Eric Warrant, a professor of zoology at the University of Lund, was a principal investigator in the study. He spoke to As It Happens guest host Robyn Bresnahan about his research.
Here is part of that conversation.
Tell us about the journey of a bogong moth. Just how remarkable is it?
The journey of a bogong moth is extremely remarkable. It's a very small insect. It flies only at night and this moth emerges in the Australian spring as an adult from various regions of southeastern Australia.
When they hatch into the adult form, they make an incredible journey of around 1,000 kilometres from many different starting points.
But they end up all at the very same geographically restricted destination, which are our highest mountains in Australia just in the vicinity of Canberra, our national capital.
There are a number of high Alpine caves, and then they're there for about three or four months in a dormant state.
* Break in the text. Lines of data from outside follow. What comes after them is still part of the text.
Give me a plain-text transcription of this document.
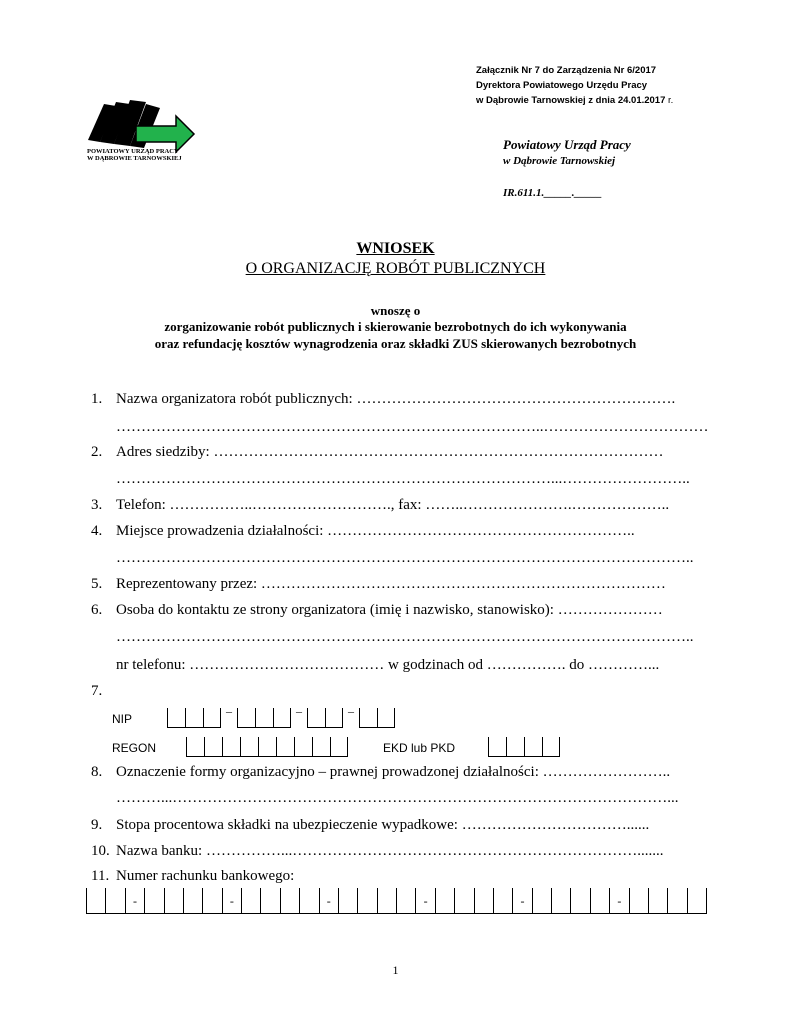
Załącznik Nr 7 do Zarządzenia Nr 6/2017
Dyrektora Powiatowego Urzędu Pracy
w Dąbrowie Tarnowskiej z dnia 24.01.2017 r.
POWIATOWY URZĄD PRACY
W DĄBROWIE TARNOWSKIEJ
Powiatowy Urząd Pracy
w Dąbrowie Tarnowskiej
IR.611.1._____._____
WNIOSEK
O ORGANIZACJĘ ROBÓT PUBLICZNYCH
wnoszę o
zorganizowanie robót publicznych i skierowanie bezrobotnych do ich wykonywania
oraz refundację kosztów wynagrodzenia oraz składki ZUS skierowanych bezrobotnych
1. Nazwa organizatora robót publicznych: ……………………………………………………….
…………………………………………………………………………..……………………………
2. Adres siedziby: ………………………………………………………………………………
……………………………………………………………………………...……………………..
3. Telefon: ……………..………………………., fax: ……..………………….………………..
4. Miejsce prowadzenia działalności: ……………………………………………………..
……………………………………………………………………………………………………..
5. Reprezentowany przez: ………………………………………………………………………
6. Osoba do kontaktu ze strony organizatora (imię i nazwisko, stanowisko): …………………
……………………………………………………………………………………………………..
nr telefonu: ………………………………… w godzinach od ……………. do …………...
7.
NIP
–	–	–
REGON	EKD lub PKD
8. Oznaczenie formy organizacyjno – prawnej prowadzonej działalności: ……………………..
………...………………………………………………………………………………………...
9. Stopa procentowa składki na ubezpieczenie wypadkowe: ……………………………......
10. Nazwa banku: ……………...…………………………………………………………….......
11. Numer rachunku bankowego:
-	-	-	-	-	-
1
After that time, which is over the Australian summer ... they wake up, they leave the caves and make the same journey in the opposite direction, back to where they came from.
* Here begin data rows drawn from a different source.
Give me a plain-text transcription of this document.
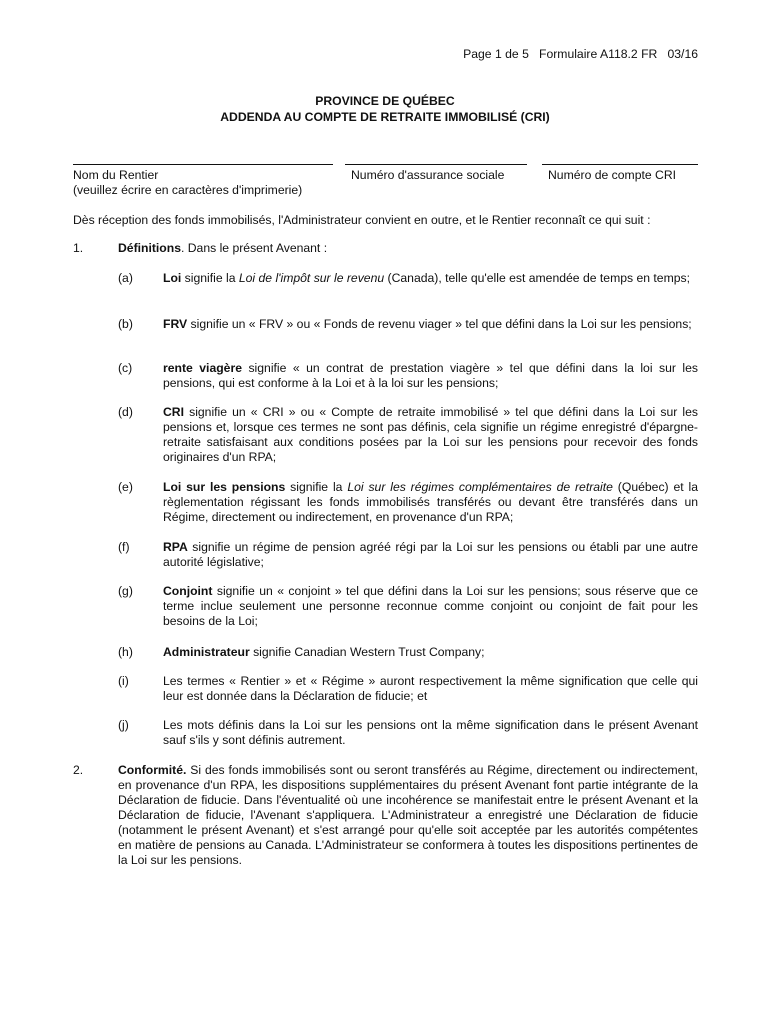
Page 1 de 5 Formulaire A118.2 FR 03/16
PROVINCE DE QUÉBEC
ADDENDA AU COMPTE DE RETRAITE IMMOBILISÉ (CRI)
Nom du Rentier
(veuillez écrire en caractères d'imprimerie)
Numéro d'assurance sociale	Numéro de compte CRI
Dès réception des fonds immobilisés, l'Administrateur convient en outre, et le Rentier reconnaît ce qui suit :
1.	Définitions. Dans le présent Avenant :
(a) Loi signifie la Loi de l'impôt sur le revenu (Canada), telle qu'elle est amendée de temps en temps;
(b) FRV signifie un « FRV » ou « Fonds de revenu viager » tel que défini dans la Loi sur les pensions;
(c)	rente viagère signifie « un contrat de prestation viagère » tel que défini dans la loi sur les pensions, qui est conforme à la Loi et à la loi sur les pensions;
(d) CRI signifie un « CRI » ou « Compte de retraite immobilisé » tel que défini dans la Loi sur les pensions et, lorsque ces termes ne sont pas définis, cela signifie un régime enregistré d'épargne-retraite satisfaisant aux conditions posées par la Loi sur les pensions pour recevoir des fonds originaires d'un RPA;
(e) Loi sur les pensions signifie la Loi sur les régimes complémentaires de retraite (Québec) et la règlementation régissant les fonds immobilisés transférés ou devant être transférés dans un Régime, directement ou indirectement, en provenance d'un RPA;
(f)	RPA signifie un régime de pension agréé régi par la Loi sur les pensions ou établi par une autre autorité législative;
(g) Conjoint signifie un « conjoint » tel que défini dans la Loi sur les pensions; sous réserve que ce terme inclue seulement une personne reconnue comme conjoint ou conjoint de fait pour les besoins de la Loi;
(h) Administrateur signifie Canadian Western Trust Company;
(i)	Les termes « Rentier » et « Régime » auront respectivement la même signification que celle qui leur est donnée dans la Déclaration de fiducie; et
(j)	Les mots définis dans la Loi sur les pensions ont la même signification dans le présent Avenant sauf s'ils y sont définis autrement.
2.	Conformité. Si des fonds immobilisés sont ou seront transférés au Régime, directement ou indirectement, en provenance d'un RPA, les dispositions supplémentaires du présent Avenant font partie intégrante de la Déclaration de fiducie. Dans l'éventualité où une incohérence se manifestait entre le présent Avenant et la Déclaration de fiducie, l'Avenant s'appliquera. L'Administrateur a enregistré une Déclaration de fiducie (notamment le présent Avenant) et s'est arrangé pour qu'elle soit acceptée par les autorités compétentes en matière de pensions au Canada. L'Administrateur se conformera à toutes les dispositions pertinentes de la Loi sur les pensions.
So 1,000 kilometres for the little insect flying in the dark. How do they know where they're going?
They're coming from all different directions. So what really has been fascinating for us is: How do they know which direction to fly and when to stop?
Nobody has told them how to get to these mountains. They've never been there before. Their parents have been dead for several months. They haven't been able to pass on this information.
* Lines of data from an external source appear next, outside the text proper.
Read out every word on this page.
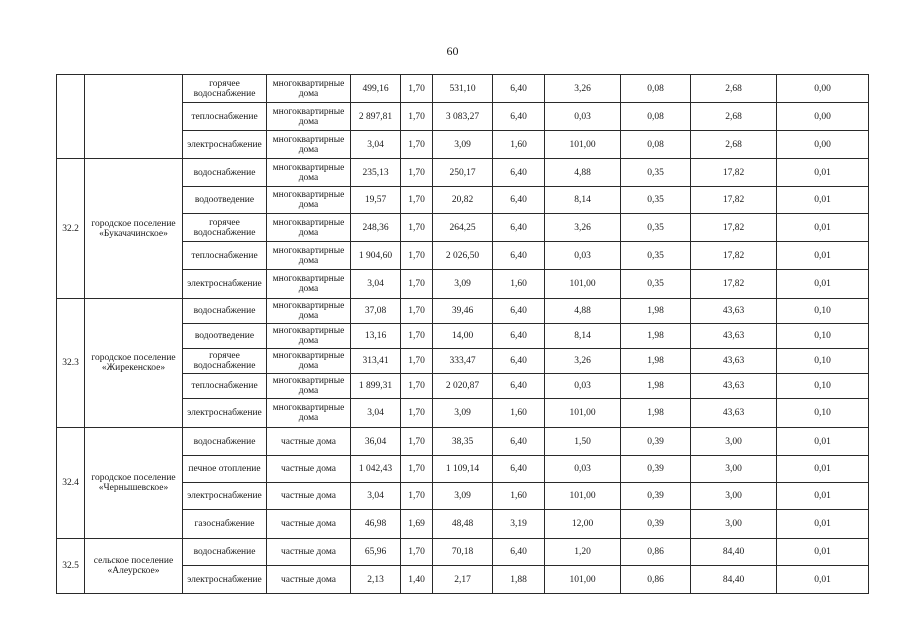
60
		горячее водоснабжение	многоквартирные дома	499,16	1,70	531,10	6,40	3,26	0,08	2,68	0,00
		теплоснабжение	многоквартирные дома	2 897,81	1,70	3 083,27	6,40	0,03	0,08	2,68	0,00
		электроснабжение	многоквартирные дома	3,04	1,70	3,09	1,60	101,00	0,08	2,68	0,00
32.2	городское поселение «Букачачинское»	водоснабжение	многоквартирные дома	235,13	1,70	250,17	6,40	4,88	0,35	17,82	0,01
		водоотведение	многоквартирные дома	19,57	1,70	20,82	6,40	8,14	0,35	17,82	0,01
		горячее водоснабжение	многоквартирные дома	248,36	1,70	264,25	6,40	3,26	0,35	17,82	0,01
		теплоснабжение	многоквартирные дома	1 904,60	1,70	2 026,50	6,40	0,03	0,35	17,82	0,01
		электроснабжение	многоквартирные дома	3,04	1,70	3,09	1,60	101,00	0,35	17,82	0,01
32.3	городское поселение «Жирекенское»	водоснабжение	многоквартирные дома	37,08	1,70	39,46	6,40	4,88	1,98	43,63	0,10
		водоотведение	многоквартирные дома	13,16	1,70	14,00	6,40	8,14	1,98	43,63	0,10
		горячее водоснабжение	многоквартирные дома	313,41	1,70	333,47	6,40	3,26	1,98	43,63	0,10
		теплоснабжение	многоквартирные дома	1 899,31	1,70	2 020,87	6,40	0,03	1,98	43,63	0,10
		электроснабжение	многоквартирные дома	3,04	1,70	3,09	1,60	101,00	1,98	43,63	0,10
32.4	городское поселение «Чернышевское»	водоснабжение	частные дома	36,04	1,70	38,35	6,40	1,50	0,39	3,00	0,01
		печное отопление	частные дома	1 042,43	1,70	1 109,14	6,40	0,03	0,39	3,00	0,01
		электроснабжение	частные дома	3,04	1,70	3,09	1,60	101,00	0,39	3,00	0,01
		газоснабжение	частные дома	46,98	1,69	48,48	3,19	12,00	0,39	3,00	0,01
32.5	сельское поселение «Алеурское»	водоснабжение	частные дома	65,96	1,70	70,18	6,40	1,20	0,86	84,40	0,01
		электроснабжение	частные дома	2,13	1,40	2,17	1,88	101,00	0,86	84,40	0,01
The latest research that we've just done, we've discovered that at least part of the answer to that question seems to lie in the fact that these moths are able to sense magnetic fields.
They have a magnetic sense, which is not absolutely unusual in the animal kingdom, but these moths use this sense to detect the Earth's magnetic field and use it as a kind of compass to find their way.
How did you test this theory?
We caught moths during their migration. We used a very big light that we shone up into the sky, and this beam of light attracted moths down onto a sheet on the ground, where we collected them in large numbers and then we took them to our experimental apparatus.
We glued a little metal stalk to their back. This little metal stalk you could hold with your fingers and they would fly very vigorously on the end of it while you held [it].
We inserted these flying moths into a flight arena ... which we placed on the table, and this moth was able to then turn in any direction that it wished in this apparatus, relative to north.
We monitored the direction that the moth flew continuously as we manipulated the animal with different kinds of sensory cues.
This is a little bit like how humans would use compasses then?
Yes, that's right. What we think we've found here is that when we've had the moth in this flight arena ... we've turned the Earth's magnetic field to a new direction.
So normally it's directed north-south, but we had the ability to turn the field in any direction we wished within the arena.
Using this and also using visual landmarks in the arena, we could show that the moths seemed to be able to use those cues together as a way of finding their direction towards the mountains.
Why is this important?
I think the thing that we find most amazing about this discovery is that we already have known for some time that night-flying birds that migrate over huge distances across the surface of the Earth also rely on the ability to sense the Earth's magnetic field as a compass cue.
But they have a very big, very large nervous system.
So in a small nocturnal migrating moth, with a very small nervous system and an extremely small brain ... the fact that this small animal is able to do the same thing, it's quite an amazing finding.
Written and produced by Samantha Lui. Q&A has been edited for length and clarity.